One out of every six to seven men will develop prostate cancer in his lifetime1. Of those prostate cancer patients, about 25 to 30 per cent will present late or have a recurrence that is typically indicative of metastatic advanced disease, meaning the cancer has spread throughout the body and is virtually incurable. Such difficult cases have propelled Vancouver Prostate Centre (VPC) scientists Dr. Artem Cherkasov and Dr. Paul Rennie to combine their expertise in an effort to find molecules that may one day address the problem of prostate cancer drug resistance and disease recurrence. Their breakthrough research has been validated by a license agreement with pharmaceutical company Roche.
Prostate cancer growth is dependent on the interaction of androgens (i.e. testosterone and dihydrotestosterone) with the androgen receptor (AR) – a nuclear receptor found within cells that, when activated, controls the biological effects of androgens. AR signalling is the main driver of most progressive prostate cancers.
“The scenario we see is a man whose cancer has reoccurred, who has been treated with conventional anti-hormone therapies, which then eventually fail, usually through mutations or through a variety of mechanisms,” explains Dr. Rennie, director of laboratory research at the VPC, which is a Vancouver Coastal Health Research Institute research centre. “Every other anti-androgen (receptor) drug binds to the exact same androgen-binding site – some drugs better than others through differences and properties, but when resistance arises in that region of the AR because it has mutated, they simply fail.”
Dr. Rennie and Dr. Cherkasov’s approach to the problem of drug resistance is unique in two key ways. First, the researchers targeted the location at which the AR actually binds to the DNA, and therefore the drug directly interferes with AR’s transcriptional function, unlike all previous anti-androgens binding to the androgen-binding site. Second, they were able to create a virtual model of the actual pocket in the DNA binding domain that has not been seen before. Having such a pocket allows them to attempt fitting chemicals into it.
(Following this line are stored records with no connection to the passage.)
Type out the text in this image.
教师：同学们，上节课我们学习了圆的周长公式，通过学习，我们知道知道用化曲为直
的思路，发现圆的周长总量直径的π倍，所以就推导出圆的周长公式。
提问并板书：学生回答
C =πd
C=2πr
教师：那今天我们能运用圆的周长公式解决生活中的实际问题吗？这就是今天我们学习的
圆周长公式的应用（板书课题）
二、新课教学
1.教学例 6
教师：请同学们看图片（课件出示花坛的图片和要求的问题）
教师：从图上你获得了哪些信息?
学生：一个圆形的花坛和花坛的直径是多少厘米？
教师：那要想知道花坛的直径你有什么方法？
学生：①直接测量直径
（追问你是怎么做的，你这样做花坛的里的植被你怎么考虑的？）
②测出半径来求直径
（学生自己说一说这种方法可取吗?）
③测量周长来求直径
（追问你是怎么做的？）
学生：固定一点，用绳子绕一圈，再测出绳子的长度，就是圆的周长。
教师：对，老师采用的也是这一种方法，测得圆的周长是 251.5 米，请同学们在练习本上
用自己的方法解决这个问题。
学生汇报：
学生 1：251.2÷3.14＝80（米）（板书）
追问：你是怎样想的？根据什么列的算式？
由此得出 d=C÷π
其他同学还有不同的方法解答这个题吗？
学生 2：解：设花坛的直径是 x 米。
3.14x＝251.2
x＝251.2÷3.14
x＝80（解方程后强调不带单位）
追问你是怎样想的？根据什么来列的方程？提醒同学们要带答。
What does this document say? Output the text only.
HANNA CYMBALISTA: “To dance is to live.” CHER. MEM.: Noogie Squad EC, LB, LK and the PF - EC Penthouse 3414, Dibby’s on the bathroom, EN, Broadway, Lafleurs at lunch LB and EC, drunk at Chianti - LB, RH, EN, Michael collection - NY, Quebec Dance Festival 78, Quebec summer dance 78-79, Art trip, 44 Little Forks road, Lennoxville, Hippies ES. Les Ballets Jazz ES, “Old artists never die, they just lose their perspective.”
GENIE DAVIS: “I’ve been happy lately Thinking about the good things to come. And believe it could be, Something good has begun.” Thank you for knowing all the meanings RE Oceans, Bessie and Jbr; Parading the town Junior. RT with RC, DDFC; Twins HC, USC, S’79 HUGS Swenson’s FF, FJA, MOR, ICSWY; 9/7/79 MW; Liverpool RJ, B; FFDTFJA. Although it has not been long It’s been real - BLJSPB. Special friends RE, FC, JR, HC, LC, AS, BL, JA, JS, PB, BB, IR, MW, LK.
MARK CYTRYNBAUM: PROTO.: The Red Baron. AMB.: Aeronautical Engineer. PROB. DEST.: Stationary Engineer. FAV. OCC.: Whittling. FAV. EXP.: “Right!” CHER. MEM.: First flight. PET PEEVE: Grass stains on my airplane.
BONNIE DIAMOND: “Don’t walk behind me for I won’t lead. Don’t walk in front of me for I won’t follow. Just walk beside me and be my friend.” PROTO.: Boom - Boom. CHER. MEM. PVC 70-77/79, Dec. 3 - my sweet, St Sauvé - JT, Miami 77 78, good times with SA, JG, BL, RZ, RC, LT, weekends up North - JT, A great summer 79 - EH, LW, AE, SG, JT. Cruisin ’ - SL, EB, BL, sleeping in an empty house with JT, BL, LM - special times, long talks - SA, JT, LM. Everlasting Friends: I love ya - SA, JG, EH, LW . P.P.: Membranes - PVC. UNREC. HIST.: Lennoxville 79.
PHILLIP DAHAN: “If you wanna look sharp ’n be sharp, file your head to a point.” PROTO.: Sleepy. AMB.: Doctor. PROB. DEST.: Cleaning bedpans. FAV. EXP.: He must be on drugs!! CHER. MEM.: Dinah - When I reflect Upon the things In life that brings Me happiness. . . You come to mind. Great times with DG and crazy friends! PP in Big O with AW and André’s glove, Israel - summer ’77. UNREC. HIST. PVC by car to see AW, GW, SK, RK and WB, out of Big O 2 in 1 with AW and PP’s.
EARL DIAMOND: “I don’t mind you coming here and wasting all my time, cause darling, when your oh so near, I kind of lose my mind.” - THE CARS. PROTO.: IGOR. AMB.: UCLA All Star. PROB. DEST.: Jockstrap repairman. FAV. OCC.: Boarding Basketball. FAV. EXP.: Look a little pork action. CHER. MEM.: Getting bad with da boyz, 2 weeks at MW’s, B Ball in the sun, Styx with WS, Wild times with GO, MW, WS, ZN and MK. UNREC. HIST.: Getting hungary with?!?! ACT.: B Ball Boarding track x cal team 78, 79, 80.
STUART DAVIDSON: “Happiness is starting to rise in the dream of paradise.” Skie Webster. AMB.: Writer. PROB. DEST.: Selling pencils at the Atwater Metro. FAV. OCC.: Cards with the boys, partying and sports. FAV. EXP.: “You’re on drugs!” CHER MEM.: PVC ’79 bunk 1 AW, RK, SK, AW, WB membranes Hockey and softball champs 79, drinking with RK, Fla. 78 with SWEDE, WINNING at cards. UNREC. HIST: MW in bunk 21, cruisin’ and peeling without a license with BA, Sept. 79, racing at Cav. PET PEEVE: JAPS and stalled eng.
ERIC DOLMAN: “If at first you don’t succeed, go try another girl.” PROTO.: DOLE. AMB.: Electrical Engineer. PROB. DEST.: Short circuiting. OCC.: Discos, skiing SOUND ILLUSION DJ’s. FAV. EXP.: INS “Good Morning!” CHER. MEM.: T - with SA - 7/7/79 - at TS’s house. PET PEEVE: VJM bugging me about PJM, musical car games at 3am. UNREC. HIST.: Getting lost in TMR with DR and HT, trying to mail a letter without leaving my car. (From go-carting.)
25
As a result, they are able to develop drugs with the potential to overcome resistance mechanisms seen with existing therapies.
“Our drugs target that DNA-binding domain site, which enables them to work even when the tumours have a form of the AR that’s now resistant to the conventional drugs,” says Dr. Rennie, who is also a professor in the Department of Urologic Sciences at the University of British Columbia.
“Our drugs target every potential form of AR that we’ve encountered.”
Dr. Cherkasov, a senior research scientist at the VPC and associate professor in the Department of Urologic Sciences at UBC, and his research team have developed a variety of mathematical modelling suites that enable them to model millions of potential small molecule structures to find those in virtual reality that may work against a particular target.
“We see where we’re going and then we develop very specific, precise, and accurate small molecules that will target the receptor in new ways, at new sites, and moreover, in the sites where the receptor is less likely to adapt to the attack,” says Dr. Cherkasov. “We have all kinds of approaches and computations to validate our predictions,” he adds. “And only when I’m very certain that the computer has given me a good answer, then we go out and make the potential drug.”
“We’re inventing new compounds that don’t even exist in nature. We bring them into existence in 3D virtual reality. We actually make them and test them and they work.”
Dr. Cherkasov and Dr. Rennie joined forces five years ago. Dr. Cherkasov handles modelling and Dr. Rennie is responsible for the biology side of their research. Dr. Cherkasov likens their combined efforts to a successful military offensive.
“It’s one thing to bombard a field brutally; it’s another to have a satellite image and use guided missiles to do so. Our approach is the latter,” he says. “I provide this satellite guidance for missiles and Dr. Rennie provides the ground support for the war on cancer. Our working together is truly mutually propelling and it’s a real synergy – that’s why we’re so successful.”
The research team’s licensing deal with Roche will provide them with the expertise and resources to chemically modify, improve upon, and test their drug leads. Their access to the VPC’s world-class models and lab technology, in addition to high throughput screening technologies, gene reading, and the field of computational lab discovery created by Dr. Cherkasov, have together contributed to their successes thus far.
“We are successful because of all of these things combined,” he says. “The technology matured enough at every front to be able to deliver this.”